4.5.7 Placing reliance on the observations of the Supreme Court in the aforementioned matters, I find that an Open Offer once made under the Takeover Regulations, 2011, can only be withdrawn under the provisions of Regulations 23(1)(a), (b), (c) and (d) of such Regulations. Further, since withdrawal of the Open Offer in the instant proceedings only attracts the provisions of Regulation 23(1)(d) of the Takeover Regulations, 2011, the phrase ‘such circumstances’ under the said Regulation has to be read in accordance with the conditions stipulated in Regulations 23(1)(a), (b) and (c) of the Takeover Regulations, 2011.
Hence, the jurisprudence laid down under the 1997 Regulations continues to apply to the 2011 Regulations, which do not permit much greater leeway for acquirers to withdraw the offer.
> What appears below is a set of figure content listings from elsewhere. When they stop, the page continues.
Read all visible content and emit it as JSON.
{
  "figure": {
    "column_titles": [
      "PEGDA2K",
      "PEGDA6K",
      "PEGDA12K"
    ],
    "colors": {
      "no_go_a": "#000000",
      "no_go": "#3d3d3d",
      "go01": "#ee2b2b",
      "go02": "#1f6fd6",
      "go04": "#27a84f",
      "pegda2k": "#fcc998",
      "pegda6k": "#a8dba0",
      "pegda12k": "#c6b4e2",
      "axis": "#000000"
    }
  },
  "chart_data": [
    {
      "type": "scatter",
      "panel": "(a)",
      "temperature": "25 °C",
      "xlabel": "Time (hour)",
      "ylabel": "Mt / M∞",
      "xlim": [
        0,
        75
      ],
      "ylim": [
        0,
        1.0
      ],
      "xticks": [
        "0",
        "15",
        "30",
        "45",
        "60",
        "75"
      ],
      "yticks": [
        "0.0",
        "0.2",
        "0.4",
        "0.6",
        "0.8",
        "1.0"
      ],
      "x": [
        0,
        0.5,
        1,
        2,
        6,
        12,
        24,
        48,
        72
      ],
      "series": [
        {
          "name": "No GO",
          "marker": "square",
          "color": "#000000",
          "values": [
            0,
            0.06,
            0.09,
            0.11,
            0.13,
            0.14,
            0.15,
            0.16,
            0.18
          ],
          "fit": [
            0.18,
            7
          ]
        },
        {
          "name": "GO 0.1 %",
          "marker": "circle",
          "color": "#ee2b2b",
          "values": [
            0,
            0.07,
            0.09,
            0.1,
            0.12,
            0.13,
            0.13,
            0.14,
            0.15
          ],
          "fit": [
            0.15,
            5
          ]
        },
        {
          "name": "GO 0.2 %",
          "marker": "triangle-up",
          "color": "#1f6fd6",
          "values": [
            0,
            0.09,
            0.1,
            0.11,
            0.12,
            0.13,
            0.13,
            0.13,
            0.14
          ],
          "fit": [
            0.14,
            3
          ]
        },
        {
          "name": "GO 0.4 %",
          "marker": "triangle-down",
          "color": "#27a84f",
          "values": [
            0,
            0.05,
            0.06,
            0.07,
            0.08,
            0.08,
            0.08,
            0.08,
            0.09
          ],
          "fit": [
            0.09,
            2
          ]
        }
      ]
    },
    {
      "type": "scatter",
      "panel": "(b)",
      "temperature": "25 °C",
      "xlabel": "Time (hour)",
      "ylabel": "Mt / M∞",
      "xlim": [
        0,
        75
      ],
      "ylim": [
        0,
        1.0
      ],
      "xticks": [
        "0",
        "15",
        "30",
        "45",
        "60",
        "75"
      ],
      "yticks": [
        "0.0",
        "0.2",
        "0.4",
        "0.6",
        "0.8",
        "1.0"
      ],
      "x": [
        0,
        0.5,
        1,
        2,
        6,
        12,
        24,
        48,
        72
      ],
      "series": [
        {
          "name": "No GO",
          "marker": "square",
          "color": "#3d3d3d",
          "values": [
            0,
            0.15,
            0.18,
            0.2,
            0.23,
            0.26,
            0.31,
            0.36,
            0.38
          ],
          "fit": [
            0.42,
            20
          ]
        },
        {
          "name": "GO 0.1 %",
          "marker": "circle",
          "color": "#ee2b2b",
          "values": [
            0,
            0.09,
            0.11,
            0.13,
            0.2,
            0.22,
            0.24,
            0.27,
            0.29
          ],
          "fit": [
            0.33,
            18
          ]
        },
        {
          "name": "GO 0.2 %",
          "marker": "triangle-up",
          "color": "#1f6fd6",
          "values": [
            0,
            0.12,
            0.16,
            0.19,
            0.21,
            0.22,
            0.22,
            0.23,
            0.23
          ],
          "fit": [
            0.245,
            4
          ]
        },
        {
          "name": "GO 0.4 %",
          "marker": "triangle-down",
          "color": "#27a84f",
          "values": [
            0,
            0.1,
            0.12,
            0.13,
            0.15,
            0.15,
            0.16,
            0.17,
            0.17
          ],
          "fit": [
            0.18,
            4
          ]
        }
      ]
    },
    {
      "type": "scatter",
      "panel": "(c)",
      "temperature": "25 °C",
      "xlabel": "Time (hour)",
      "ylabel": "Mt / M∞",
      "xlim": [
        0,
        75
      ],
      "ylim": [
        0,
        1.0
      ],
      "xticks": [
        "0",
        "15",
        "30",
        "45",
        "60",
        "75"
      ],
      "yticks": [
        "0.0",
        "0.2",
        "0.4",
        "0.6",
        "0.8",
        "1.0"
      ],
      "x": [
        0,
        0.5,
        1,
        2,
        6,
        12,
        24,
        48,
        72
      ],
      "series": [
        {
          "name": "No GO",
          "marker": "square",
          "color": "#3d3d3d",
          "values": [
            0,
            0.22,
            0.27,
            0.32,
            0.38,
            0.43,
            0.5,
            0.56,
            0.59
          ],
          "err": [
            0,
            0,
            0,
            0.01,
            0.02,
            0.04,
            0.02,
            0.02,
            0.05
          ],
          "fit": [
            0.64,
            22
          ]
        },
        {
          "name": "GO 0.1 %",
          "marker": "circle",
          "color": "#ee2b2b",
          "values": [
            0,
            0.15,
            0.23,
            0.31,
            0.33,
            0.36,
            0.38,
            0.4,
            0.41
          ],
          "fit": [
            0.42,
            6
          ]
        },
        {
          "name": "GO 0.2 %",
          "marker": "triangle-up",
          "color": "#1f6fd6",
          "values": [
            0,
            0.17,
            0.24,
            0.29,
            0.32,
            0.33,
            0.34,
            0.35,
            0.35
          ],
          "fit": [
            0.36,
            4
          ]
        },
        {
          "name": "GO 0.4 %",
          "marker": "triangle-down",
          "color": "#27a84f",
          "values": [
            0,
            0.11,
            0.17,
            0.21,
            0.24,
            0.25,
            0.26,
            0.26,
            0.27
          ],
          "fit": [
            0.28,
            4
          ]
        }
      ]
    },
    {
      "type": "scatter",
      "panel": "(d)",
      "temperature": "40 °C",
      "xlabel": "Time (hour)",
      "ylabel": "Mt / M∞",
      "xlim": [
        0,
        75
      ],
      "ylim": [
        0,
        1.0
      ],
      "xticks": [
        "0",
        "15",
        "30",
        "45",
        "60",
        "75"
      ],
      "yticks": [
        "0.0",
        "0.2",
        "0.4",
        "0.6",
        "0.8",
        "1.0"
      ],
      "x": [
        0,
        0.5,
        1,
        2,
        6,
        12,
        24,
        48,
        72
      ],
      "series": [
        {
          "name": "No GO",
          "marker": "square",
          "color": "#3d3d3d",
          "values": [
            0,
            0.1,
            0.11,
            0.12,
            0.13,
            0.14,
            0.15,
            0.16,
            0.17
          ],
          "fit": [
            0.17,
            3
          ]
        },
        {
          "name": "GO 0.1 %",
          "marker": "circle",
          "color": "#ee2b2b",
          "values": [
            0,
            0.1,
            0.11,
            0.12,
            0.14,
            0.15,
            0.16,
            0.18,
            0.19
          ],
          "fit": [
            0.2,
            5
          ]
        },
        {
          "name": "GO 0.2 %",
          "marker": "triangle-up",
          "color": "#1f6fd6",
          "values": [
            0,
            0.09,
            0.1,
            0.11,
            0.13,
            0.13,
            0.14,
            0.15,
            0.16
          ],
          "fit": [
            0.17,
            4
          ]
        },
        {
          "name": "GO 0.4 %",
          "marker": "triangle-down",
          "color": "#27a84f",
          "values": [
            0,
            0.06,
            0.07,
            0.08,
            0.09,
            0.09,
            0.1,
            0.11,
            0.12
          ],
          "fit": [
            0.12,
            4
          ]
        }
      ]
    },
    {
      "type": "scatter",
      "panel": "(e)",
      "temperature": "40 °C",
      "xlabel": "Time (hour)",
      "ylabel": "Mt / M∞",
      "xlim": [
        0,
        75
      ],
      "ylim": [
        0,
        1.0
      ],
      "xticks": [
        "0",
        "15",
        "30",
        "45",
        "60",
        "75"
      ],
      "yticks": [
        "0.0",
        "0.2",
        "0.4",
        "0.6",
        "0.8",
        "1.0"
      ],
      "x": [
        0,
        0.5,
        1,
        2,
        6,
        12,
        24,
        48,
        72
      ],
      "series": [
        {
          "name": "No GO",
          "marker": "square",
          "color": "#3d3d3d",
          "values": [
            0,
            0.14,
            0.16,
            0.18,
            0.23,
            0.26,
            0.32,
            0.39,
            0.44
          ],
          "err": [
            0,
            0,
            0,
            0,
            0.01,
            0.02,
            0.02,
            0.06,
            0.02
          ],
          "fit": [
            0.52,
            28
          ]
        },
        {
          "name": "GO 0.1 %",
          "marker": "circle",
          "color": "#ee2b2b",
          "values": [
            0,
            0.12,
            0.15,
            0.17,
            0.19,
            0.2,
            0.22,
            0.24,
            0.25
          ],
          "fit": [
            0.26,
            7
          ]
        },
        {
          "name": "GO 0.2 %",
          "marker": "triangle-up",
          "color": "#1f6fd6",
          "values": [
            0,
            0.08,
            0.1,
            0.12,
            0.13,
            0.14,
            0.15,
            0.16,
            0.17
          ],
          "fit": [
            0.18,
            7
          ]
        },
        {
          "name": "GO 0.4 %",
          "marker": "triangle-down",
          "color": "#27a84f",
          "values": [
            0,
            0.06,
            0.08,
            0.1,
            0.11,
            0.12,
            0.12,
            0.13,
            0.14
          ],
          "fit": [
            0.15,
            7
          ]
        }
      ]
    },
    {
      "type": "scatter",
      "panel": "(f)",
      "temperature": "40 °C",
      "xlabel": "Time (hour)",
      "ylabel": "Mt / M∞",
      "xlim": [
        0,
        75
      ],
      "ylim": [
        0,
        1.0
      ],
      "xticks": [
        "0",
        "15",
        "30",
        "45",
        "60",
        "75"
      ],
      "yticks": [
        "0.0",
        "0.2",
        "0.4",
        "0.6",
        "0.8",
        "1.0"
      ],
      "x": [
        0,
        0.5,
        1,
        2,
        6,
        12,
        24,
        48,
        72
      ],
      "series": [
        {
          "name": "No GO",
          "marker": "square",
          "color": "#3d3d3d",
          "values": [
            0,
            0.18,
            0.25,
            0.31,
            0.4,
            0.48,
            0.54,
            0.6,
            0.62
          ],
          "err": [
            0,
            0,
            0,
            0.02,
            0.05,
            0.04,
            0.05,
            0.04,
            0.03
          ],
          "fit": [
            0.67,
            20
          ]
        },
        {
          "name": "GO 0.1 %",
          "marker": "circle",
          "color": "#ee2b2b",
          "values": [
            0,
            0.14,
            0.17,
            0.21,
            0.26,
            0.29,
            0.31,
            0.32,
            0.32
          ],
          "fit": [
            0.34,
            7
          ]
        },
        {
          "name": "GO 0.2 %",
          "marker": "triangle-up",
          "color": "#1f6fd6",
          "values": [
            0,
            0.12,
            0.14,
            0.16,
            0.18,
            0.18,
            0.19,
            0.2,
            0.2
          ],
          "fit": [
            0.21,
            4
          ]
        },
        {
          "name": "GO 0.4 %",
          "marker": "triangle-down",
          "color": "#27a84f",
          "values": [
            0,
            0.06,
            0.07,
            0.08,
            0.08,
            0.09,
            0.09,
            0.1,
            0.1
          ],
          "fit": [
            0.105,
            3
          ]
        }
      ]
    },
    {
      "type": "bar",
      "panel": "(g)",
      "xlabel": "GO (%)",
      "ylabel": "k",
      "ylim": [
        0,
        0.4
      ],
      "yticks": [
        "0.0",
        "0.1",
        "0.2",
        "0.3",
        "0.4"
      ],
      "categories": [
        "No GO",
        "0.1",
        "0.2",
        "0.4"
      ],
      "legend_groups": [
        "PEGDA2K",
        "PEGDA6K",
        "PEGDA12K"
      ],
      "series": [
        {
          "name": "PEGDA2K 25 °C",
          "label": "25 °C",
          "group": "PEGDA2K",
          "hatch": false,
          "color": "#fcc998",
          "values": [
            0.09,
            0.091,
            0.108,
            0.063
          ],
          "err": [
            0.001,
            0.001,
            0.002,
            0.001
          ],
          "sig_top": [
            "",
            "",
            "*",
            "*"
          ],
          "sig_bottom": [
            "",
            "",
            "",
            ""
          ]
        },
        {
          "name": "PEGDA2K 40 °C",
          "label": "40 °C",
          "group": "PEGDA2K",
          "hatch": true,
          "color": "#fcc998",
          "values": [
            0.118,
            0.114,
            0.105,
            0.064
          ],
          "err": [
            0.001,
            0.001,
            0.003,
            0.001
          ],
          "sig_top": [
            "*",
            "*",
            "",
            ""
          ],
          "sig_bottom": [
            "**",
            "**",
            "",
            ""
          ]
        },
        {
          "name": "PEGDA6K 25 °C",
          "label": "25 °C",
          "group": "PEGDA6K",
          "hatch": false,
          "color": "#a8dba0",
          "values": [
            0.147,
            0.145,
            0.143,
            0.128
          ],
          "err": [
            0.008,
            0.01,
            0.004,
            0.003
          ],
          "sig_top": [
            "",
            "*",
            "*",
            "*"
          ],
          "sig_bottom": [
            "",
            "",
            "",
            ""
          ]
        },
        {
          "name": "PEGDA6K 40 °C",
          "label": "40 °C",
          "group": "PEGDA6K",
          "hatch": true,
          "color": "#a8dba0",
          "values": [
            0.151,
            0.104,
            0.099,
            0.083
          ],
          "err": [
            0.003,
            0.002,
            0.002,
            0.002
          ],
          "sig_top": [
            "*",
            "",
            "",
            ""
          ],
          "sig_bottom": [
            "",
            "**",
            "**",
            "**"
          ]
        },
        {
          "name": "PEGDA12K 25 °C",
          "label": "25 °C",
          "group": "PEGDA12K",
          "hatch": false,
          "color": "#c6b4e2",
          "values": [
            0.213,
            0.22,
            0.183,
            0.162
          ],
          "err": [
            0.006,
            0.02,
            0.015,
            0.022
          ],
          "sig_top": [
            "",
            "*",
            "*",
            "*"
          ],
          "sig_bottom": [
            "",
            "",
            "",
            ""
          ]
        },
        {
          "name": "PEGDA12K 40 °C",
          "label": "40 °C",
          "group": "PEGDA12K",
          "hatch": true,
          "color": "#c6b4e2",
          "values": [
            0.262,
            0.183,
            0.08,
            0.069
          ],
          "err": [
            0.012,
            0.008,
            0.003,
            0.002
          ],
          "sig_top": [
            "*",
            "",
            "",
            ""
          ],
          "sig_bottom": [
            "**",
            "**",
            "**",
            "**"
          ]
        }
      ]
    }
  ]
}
An additional factor relevant in SEBI’s order relates to the interplay between the Takeover Regulations and the BIFR process under SICA. Given that the BIFR’s order stalling the takeover was only an interim one, which could possibly be lifted in the future, the completion of the offer was not an impossibility. Further, by asking the acquirers to approach the BIFR for their final decision, SEBI effectively lobbed the ball back onto BIFR’s court.